During recent years the interest of optimization and machine learning communities in high-probability convergence of stochastic optimization methods has been growing. One of the main reasons for this is that high-probability complexity bounds are more accurate and less studied than in-expectation ones. However, SOTA high-probability non-asymptotic convergence results are derived under strong assumptions such as the boundedness of the gradient noise variance or of the objective's gradient itself. In this paper, we propose several algorithms with high-probability convergence results under less restrictive assumptions. In particular, we derive new high-probability convergence results under the assumption that the gradient/operator noise has bounded central $\alpha$-th moment for $\alpha \in (1,2]$ in the following setups: (i) smooth non-convex / Polyak-Lojasiewicz / convex / strongly convex / quasi-strongly convex minimization problems, (ii) Lipschitz / star-cocoercive and monotone / quasi-strongly monotone variational inequalities. These results justify the usage of the considered methods for solving problems that do not fit standard functional classes studied in stochastic optimization.

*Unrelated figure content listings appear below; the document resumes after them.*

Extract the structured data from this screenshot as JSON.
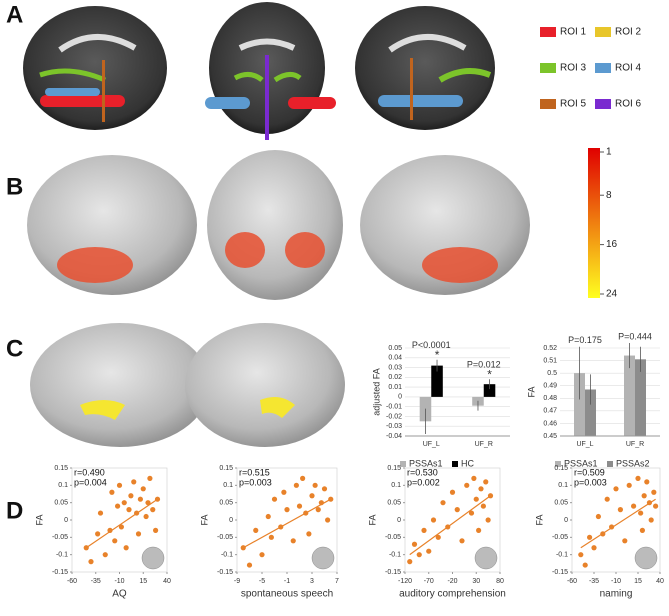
{
  "panel_labels": [
    "A",
    "B",
    "C",
    "D"
  ],
  "roi_legend": [
    {
      "name": "ROI 1",
      "color": "#e8202a"
    },
    {
      "name": "ROI 2",
      "color": "#e8c62a"
    },
    {
      "name": "ROI 3",
      "color": "#7cc42a"
    },
    {
      "name": "ROI 4",
      "color": "#5c9ad0"
    },
    {
      "name": "ROI 5",
      "color": "#c0641e"
    },
    {
      "name": "ROI 6",
      "color": "#7a2ad0"
    }
  ],
  "colorbar": {
    "ticks": [
      1,
      8,
      16,
      24
    ],
    "colors": [
      "#e00000",
      "#ffff20"
    ]
  },
  "chart_data": [
    {
      "type": "bar",
      "y_label": "adjusted FA",
      "categories": [
        "UF_L",
        "UF_R"
      ],
      "series": [
        {
          "name": "PSSAs1",
          "color": "#b3b3b3",
          "values": [
            -0.025,
            -0.009
          ],
          "error": [
            0.013,
            0.005
          ]
        },
        {
          "name": "HC",
          "color": "#000000",
          "values": [
            0.032,
            0.013
          ],
          "error": [
            0.006,
            0.005
          ]
        }
      ],
      "annotations": [
        "P<0.0001",
        "P=0.012"
      ],
      "significance": [
        "*",
        "*"
      ],
      "ylim": [
        -0.04,
        0.05
      ],
      "yticks": [
        -0.04,
        -0.03,
        -0.02,
        -0.01,
        0,
        0.01,
        0.02,
        0.03,
        0.04,
        0.05
      ],
      "grid": true
    },
    {
      "type": "bar",
      "y_label": "FA",
      "categories": [
        "UF_L",
        "UF_R"
      ],
      "series": [
        {
          "name": "PSSAs1",
          "color": "#b3b3b3",
          "values": [
            0.5,
            0.514
          ],
          "error": [
            0.021,
            0.01
          ]
        },
        {
          "name": "PSSAs2",
          "color": "#8c8c8c",
          "values": [
            0.487,
            0.511
          ],
          "error": [
            0.012,
            0.01
          ]
        }
      ],
      "annotations": [
        "P=0.175",
        "P=0.444"
      ],
      "ylim": [
        0.45,
        0.52
      ],
      "yticks": [
        0.45,
        0.46,
        0.47,
        0.48,
        0.49,
        0.5,
        0.51,
        0.52
      ],
      "grid": true
    },
    {
      "type": "scatter",
      "x_label": "AQ",
      "y_label": "FA",
      "stats": [
        "r=0.490",
        "p=0.004"
      ],
      "color": "#e8822a",
      "x": [
        -45,
        -40,
        -33,
        -30,
        -25,
        -20,
        -18,
        -15,
        -12,
        -10,
        -8,
        -5,
        -3,
        0,
        2,
        5,
        8,
        10,
        12,
        15,
        18,
        20,
        22,
        25,
        28,
        30
      ],
      "y": [
        -0.08,
        -0.12,
        -0.04,
        0.02,
        -0.1,
        -0.03,
        0.08,
        -0.06,
        0.04,
        0.1,
        -0.02,
        0.05,
        -0.08,
        0.03,
        0.07,
        0.11,
        0.02,
        -0.04,
        0.06,
        0.09,
        0.01,
        0.05,
        0.12,
        0.03,
        -0.03,
        0.06
      ],
      "trendline": {
        "x": [
          -45,
          30
        ],
        "y": [
          -0.08,
          0.06
        ]
      },
      "xlim": [
        -60,
        40
      ],
      "xticks": [
        -60,
        -35,
        -10,
        15,
        40
      ],
      "ylim": [
        -0.15,
        0.15
      ],
      "yticks": [
        -0.15,
        -0.1,
        -0.05,
        0,
        0.05,
        0.1,
        0.15
      ]
    },
    {
      "type": "scatter",
      "x_label": "spontaneous speech",
      "y_label": "FA",
      "stats": [
        "r=0.515",
        "p=0.003"
      ],
      "color": "#e8822a",
      "x": [
        -8,
        -7,
        -6,
        -5,
        -4,
        -3.5,
        -3,
        -2,
        -1.5,
        -1,
        0,
        0.5,
        1,
        1.5,
        2,
        2.5,
        3,
        3.5,
        4,
        4.5,
        5,
        5.5,
        6
      ],
      "y": [
        -0.08,
        -0.13,
        -0.03,
        -0.1,
        0.01,
        -0.05,
        0.06,
        -0.02,
        0.08,
        0.03,
        -0.06,
        0.1,
        0.04,
        0.12,
        0.02,
        -0.04,
        0.07,
        0.1,
        0.03,
        0.05,
        0.09,
        0.0,
        0.06
      ],
      "trendline": {
        "x": [
          -8,
          6
        ],
        "y": [
          -0.08,
          0.06
        ]
      },
      "xlim": [
        -9,
        7
      ],
      "xticks": [
        -9,
        -5,
        -1,
        3,
        7
      ],
      "ylim": [
        -0.15,
        0.15
      ],
      "yticks": [
        -0.15,
        -0.1,
        -0.05,
        0,
        0.05,
        0.1,
        0.15
      ]
    },
    {
      "type": "scatter",
      "x_label": "auditory comprehension",
      "y_label": "FA",
      "stats": [
        "r=0.530",
        "p=0.002"
      ],
      "color": "#e8822a",
      "x": [
        -110,
        -100,
        -90,
        -80,
        -70,
        -60,
        -50,
        -40,
        -30,
        -20,
        -10,
        0,
        10,
        20,
        25,
        30,
        35,
        40,
        45,
        50,
        55,
        60
      ],
      "y": [
        -0.12,
        -0.07,
        -0.1,
        -0.03,
        -0.09,
        0.0,
        -0.05,
        0.05,
        -0.02,
        0.08,
        0.03,
        -0.06,
        0.1,
        0.02,
        0.12,
        0.06,
        -0.03,
        0.09,
        0.04,
        0.11,
        0.0,
        0.07
      ],
      "trendline": {
        "x": [
          -110,
          60
        ],
        "y": [
          -0.1,
          0.07
        ]
      },
      "xlim": [
        -120,
        80
      ],
      "xticks": [
        -120,
        -70,
        -20,
        30,
        80
      ],
      "ylim": [
        -0.15,
        0.15
      ],
      "yticks": [
        -0.15,
        -0.1,
        -0.05,
        0,
        0.05,
        0.1,
        0.15
      ]
    },
    {
      "type": "scatter",
      "x_label": "naming",
      "y_label": "FA",
      "stats": [
        "r=0.509",
        "p=0.003"
      ],
      "color": "#e8822a",
      "x": [
        -50,
        -45,
        -40,
        -35,
        -30,
        -25,
        -20,
        -15,
        -10,
        -5,
        0,
        5,
        10,
        15,
        18,
        20,
        22,
        25,
        28,
        30,
        33,
        35
      ],
      "y": [
        -0.1,
        -0.13,
        -0.05,
        -0.08,
        0.01,
        -0.04,
        0.06,
        -0.02,
        0.09,
        0.03,
        -0.06,
        0.1,
        0.04,
        0.12,
        0.02,
        -0.03,
        0.07,
        0.11,
        0.05,
        0.0,
        0.08,
        0.04
      ],
      "trendline": {
        "x": [
          -50,
          35
        ],
        "y": [
          -0.08,
          0.06
        ]
      },
      "xlim": [
        -60,
        40
      ],
      "xticks": [
        -60,
        -35,
        -10,
        15,
        40
      ],
      "ylim": [
        -0.15,
        0.15
      ],
      "yticks": [
        -0.15,
        -0.1,
        -0.05,
        0,
        0.05,
        0.1,
        0.15
      ]
    }
  ]
}
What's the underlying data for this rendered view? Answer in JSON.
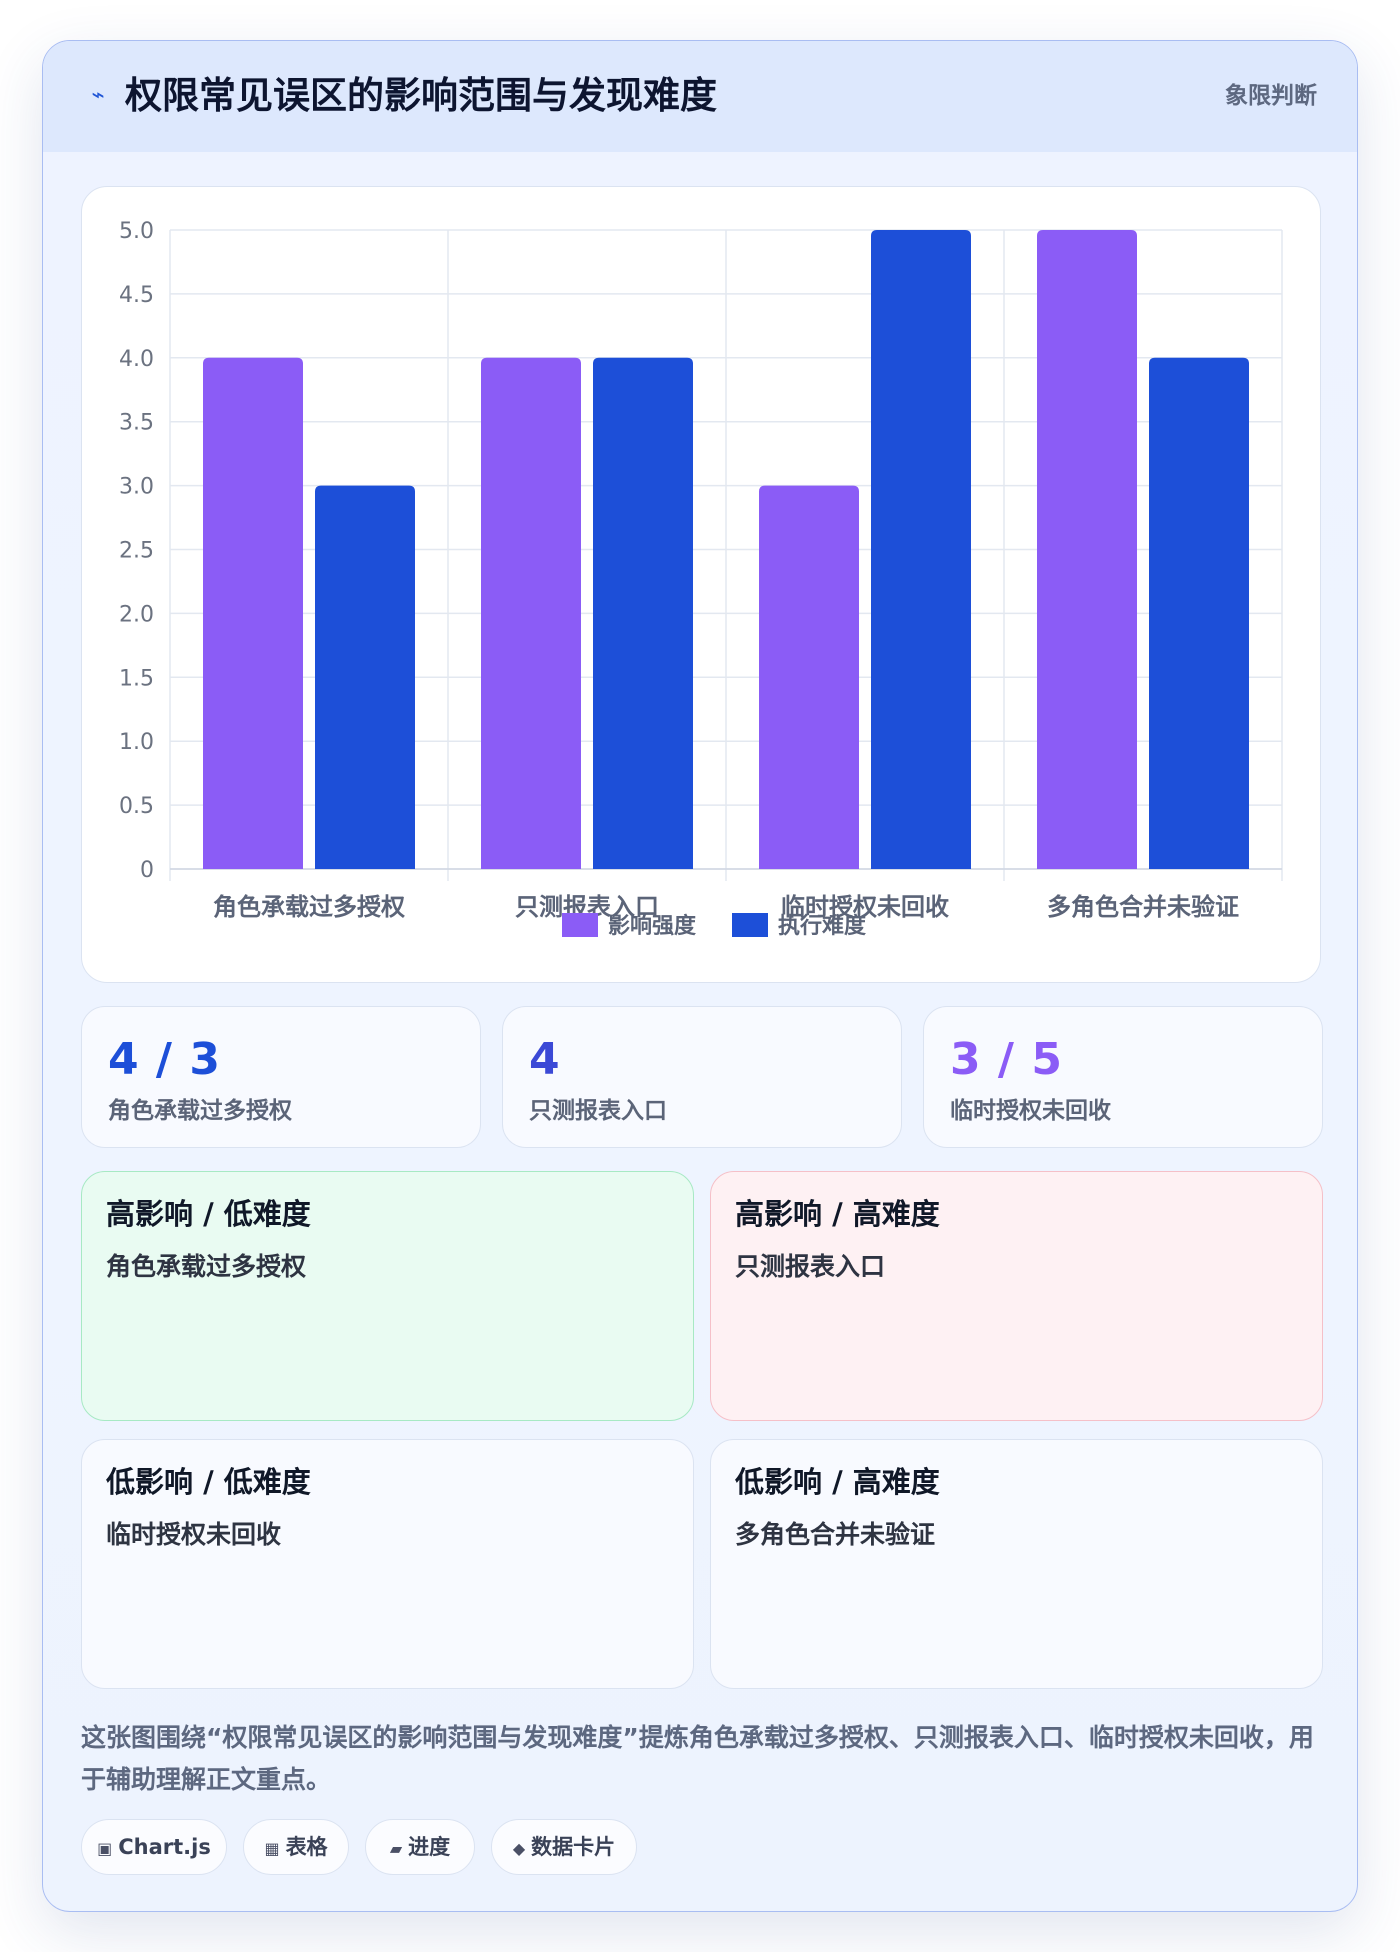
{
  "header": {
    "icon": "lightning-icon",
    "title": "权限常见误区的影响范围与发现难度",
    "tag": "象限判断"
  },
  "chart_data": {
    "type": "bar",
    "categories": [
      "角色承载过多授权",
      "只测报表入口",
      "临时授权未回收",
      "多角色合并未验证"
    ],
    "series": [
      {
        "name": "影响强度",
        "values": [
          4,
          4,
          3,
          5
        ],
        "color": "#8b5cf6"
      },
      {
        "name": "执行难度",
        "values": [
          3,
          4,
          5,
          4
        ],
        "color": "#1d4fd8"
      }
    ],
    "ylim": [
      0,
      5
    ],
    "yticks": [
      "0",
      "0.5",
      "1.0",
      "1.5",
      "2.0",
      "2.5",
      "3.0",
      "3.5",
      "4.0",
      "4.5",
      "5.0"
    ],
    "grid": true,
    "legend": "bottom"
  },
  "stats": [
    {
      "value": "4 / 3",
      "label": "角色承载过多授权",
      "color": "#1d4fd8"
    },
    {
      "value": "4",
      "label": "只测报表入口",
      "color": "#3b49d6"
    },
    {
      "value": "3 / 5",
      "label": "临时授权未回收",
      "color": "#8b5cf6"
    }
  ],
  "quadrants": [
    {
      "title": "高影响 / 低难度",
      "item": "角色承载过多授权",
      "bg": "#e9fbf2",
      "border": "#a7e9c4"
    },
    {
      "title": "高影响 / 高难度",
      "item": "只测报表入口",
      "bg": "#fef1f3",
      "border": "#f5c0c8"
    },
    {
      "title": "低影响 / 低难度",
      "item": "临时授权未回收",
      "bg": "#f8faff",
      "border": "#dbe3f1"
    },
    {
      "title": "低影响 / 高难度",
      "item": "多角色合并未验证",
      "bg": "#f8faff",
      "border": "#dbe3f1"
    }
  ],
  "description": "这张图围绕“权限常见误区的影响范围与发现难度”提炼角色承载过多授权、只测报表入口、临时授权未回收，用于辅助理解正文重点。",
  "pills": [
    {
      "icon": "▣",
      "label": "Chart.js"
    },
    {
      "icon": "▦",
      "label": "表格"
    },
    {
      "icon": "▰",
      "label": "进度"
    },
    {
      "icon": "◆",
      "label": "数据卡片"
    }
  ]
}
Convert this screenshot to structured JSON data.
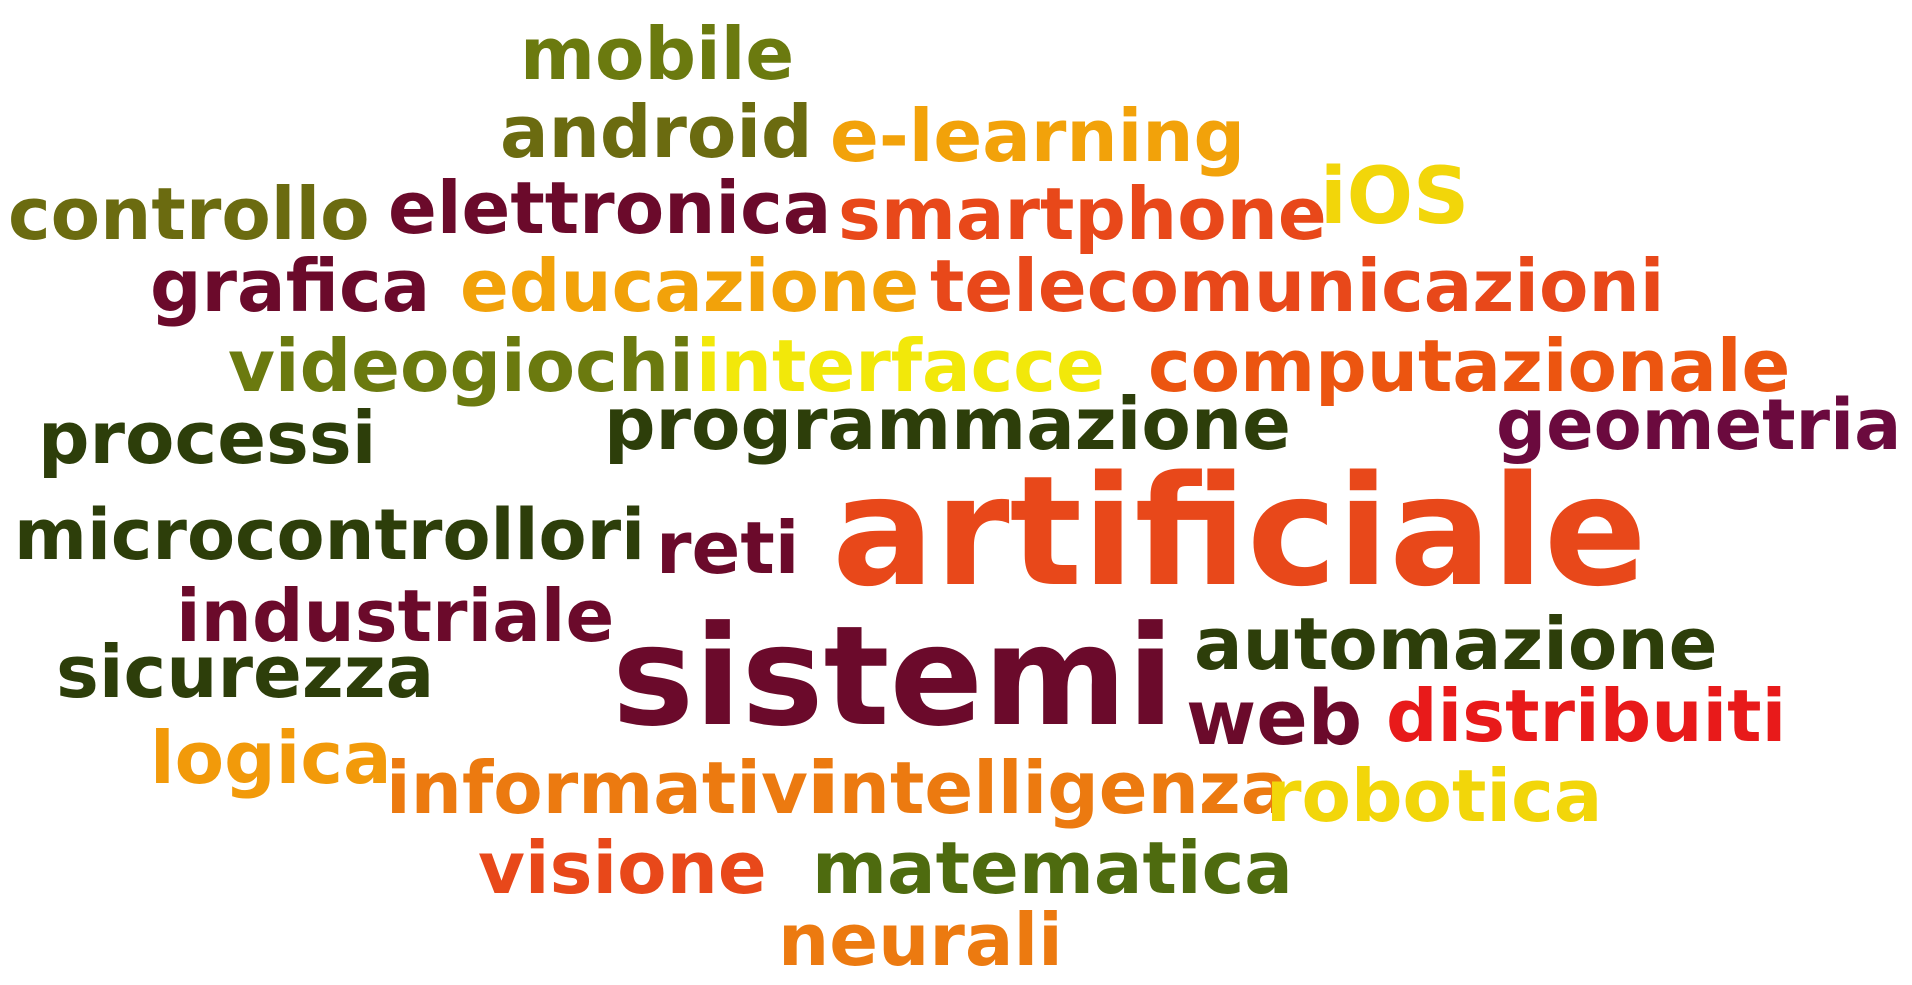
{
  "cloud": {
    "words": [
      {
        "id": "mobile",
        "text": "mobile",
        "color": "#6b7a0f"
      },
      {
        "id": "android",
        "text": "android",
        "color": "#6b6b10"
      },
      {
        "id": "elearning",
        "text": "e-learning",
        "color": "#f2a20a"
      },
      {
        "id": "controllo",
        "text": "controllo",
        "color": "#6b6b10"
      },
      {
        "id": "elettronica",
        "text": "elettronica",
        "color": "#6b0a2b"
      },
      {
        "id": "smartphone",
        "text": "smartphone",
        "color": "#e8481a"
      },
      {
        "id": "ios",
        "text": "iOS",
        "color": "#f2d60a"
      },
      {
        "id": "grafica",
        "text": "grafica",
        "color": "#6b0a2b"
      },
      {
        "id": "educazione",
        "text": "educazione",
        "color": "#f2a20a"
      },
      {
        "id": "telecom",
        "text": "telecomunicazioni",
        "color": "#e8481a"
      },
      {
        "id": "videogiochi",
        "text": "videogiochi",
        "color": "#6b7a0f"
      },
      {
        "id": "interfacce",
        "text": "interfacce",
        "color": "#f2e80a"
      },
      {
        "id": "computazionale",
        "text": "computazionale",
        "color": "#ec5510"
      },
      {
        "id": "processi",
        "text": "processi",
        "color": "#2d3e0a"
      },
      {
        "id": "programmazione",
        "text": "programmazione",
        "color": "#2d3e0a"
      },
      {
        "id": "geometria",
        "text": "geometria",
        "color": "#6b0a3e"
      },
      {
        "id": "artificiale",
        "text": "artificiale",
        "color": "#e8481a"
      },
      {
        "id": "microcontrollori",
        "text": "microcontrollori",
        "color": "#2d3e0a"
      },
      {
        "id": "reti",
        "text": "reti",
        "color": "#6b0a2b"
      },
      {
        "id": "industriale",
        "text": "industriale",
        "color": "#6b0a2b"
      },
      {
        "id": "automazione",
        "text": "automazione",
        "color": "#2d3e0a"
      },
      {
        "id": "sicurezza",
        "text": "sicurezza",
        "color": "#2d3e0a"
      },
      {
        "id": "sistemi",
        "text": "sistemi",
        "color": "#6b0a2b"
      },
      {
        "id": "web",
        "text": "web",
        "color": "#6b0a2b"
      },
      {
        "id": "distribuiti",
        "text": "distribuiti",
        "color": "#e81a1a"
      },
      {
        "id": "logica",
        "text": "logica",
        "color": "#f29a0a"
      },
      {
        "id": "informativi",
        "text": "informativi",
        "color": "#ec7a10"
      },
      {
        "id": "intelligenza",
        "text": "intelligenza",
        "color": "#ec7a10"
      },
      {
        "id": "robotica",
        "text": "robotica",
        "color": "#f2d60a"
      },
      {
        "id": "visione",
        "text": "visione",
        "color": "#e8481a"
      },
      {
        "id": "matematica",
        "text": "matematica",
        "color": "#4e6b0f"
      },
      {
        "id": "neurali",
        "text": "neurali",
        "color": "#ec7a10"
      }
    ]
  }
}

翻译：近年来，优化与机器学习领域对随机优化方法高概率收敛性的兴趣日益增长。主要原因是高概率复杂度界比期望界更精确且研究较少。然而，现有最优高概率非渐近收敛结果均基于强假设，如梯度噪声方差有界或目标函数梯度有界。本文在更宽松假设下提出多种具备高概率收敛性的算法。具体而言，我们在梯度/算子噪声具有有界中心α阶矩（α∈(1,2]）的假设下，推导出以下设定中的新高概率收敛结果：(i) 光滑非凸/Polya-Łojasiewicz/凸/强凸/拟强凸最小化问题，(ii) Lipschitz/星形共单调且单调/拟强单调变分不等式。这些结果验证了所提方法适用于解决不符合随机优化中标准函数类的问题。